The city has plans it says will make the 96th Street and Keystone Parkway intersection safer and less congested. But some business owners in the area fear this project could force them to close their doors.
Residents gathered at City Hall Wednesday night for a public hearing regarding a proposed interchange at this intersection, one of the area’s busiest. The proposed project will remove the existing traffic signals and construct a multi-lane teardrop roundabout on 96th Street, which will run underneath an elevated Keystone Parkway.
Initial construction could begin as early as August or September 2012 and last through 2014. That portion of the project will be done in three phases and is expected to cost just over $50 million, including construction costs, utility relocation and right-of-way acquisitions. The second phase of the project would likely occur several years later and include the construction of roundabouts at Priority Way Drive and Haverstick Road, carrying an estimated total cost of $10.7 million.

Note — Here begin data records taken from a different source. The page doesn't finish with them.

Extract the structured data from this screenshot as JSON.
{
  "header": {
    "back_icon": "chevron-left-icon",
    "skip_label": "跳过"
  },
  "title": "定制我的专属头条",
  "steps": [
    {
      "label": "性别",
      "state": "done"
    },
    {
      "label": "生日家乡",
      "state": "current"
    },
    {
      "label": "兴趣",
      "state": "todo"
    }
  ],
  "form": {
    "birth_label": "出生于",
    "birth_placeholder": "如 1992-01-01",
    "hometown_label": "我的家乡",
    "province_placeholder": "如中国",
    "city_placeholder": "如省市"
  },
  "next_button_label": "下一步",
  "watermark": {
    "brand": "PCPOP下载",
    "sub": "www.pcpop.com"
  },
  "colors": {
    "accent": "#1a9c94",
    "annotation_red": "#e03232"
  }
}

About 80,000 drivers travel on this portion of Keystone Parkway per day, according to last week’s presentation, and about 40,000 travel on 96th Street daily. On average, 82 accidents occur annually within the proposed project’s limits.
City Engineer Matt McBride said the project is “critical” to improving safety and traffic flow in the area, especially with work on U.S. 31 scheduled to begin in Carmel in 2014.
“The timing of this project is now with all of the other road construction in this area,” he said.
But Larry Griggers, who owns the Ruth’s Chris Steak House in the area, likened his experience as a nearby restaurant owner to that of the heroine tied to a railroad track in The Perils of Pauline.
“I feel it’s just coming and there’s nothing we can do about it,” he said.
Griggers said that recent construction on Keystone, coupled with a down economy, caused a 20 percent reduction in sales for his business. Another long period of construction, he said, could put that location out of business altogether.
“Our recommendations are, let’s slow this freight train down,” he said, speaking for other business owners near the intersection. “Let’s take a timeout.”
Griggers was one of several business owners who spoke out in opposition of the proposed project.
Rob Butler of the Butler Auto Group said the city is only showing residents the potential positive effects of the project while ignoring the hardships it could bring to area businesses.
“I don’t know if two minutes at a light is going to be worth 200 jobs and four businesses,” he said. “But knowing (Mayor Jim Brainard), it will be more than four businesses.”
But before the city can do anything, it first must determine how it will pay for the project.
The city’s application for a Transportation Investment Generating Economic Recovery grant and federal stimulus dollars was turned down last year, which Brainard admitted was a long shot. At the time of the city’s application, the TIGER grant program had $1.5 billion to award to more than 1,400 applicants seeking about 40 times that amount. Only 51 projects received funding, and Carmel’s was not one of them.
Now the city is pursuing other avenues. Brainard said the city is currently negotiating with the state on ways to fund the project, but he said he could not provide more details about these talks at this time.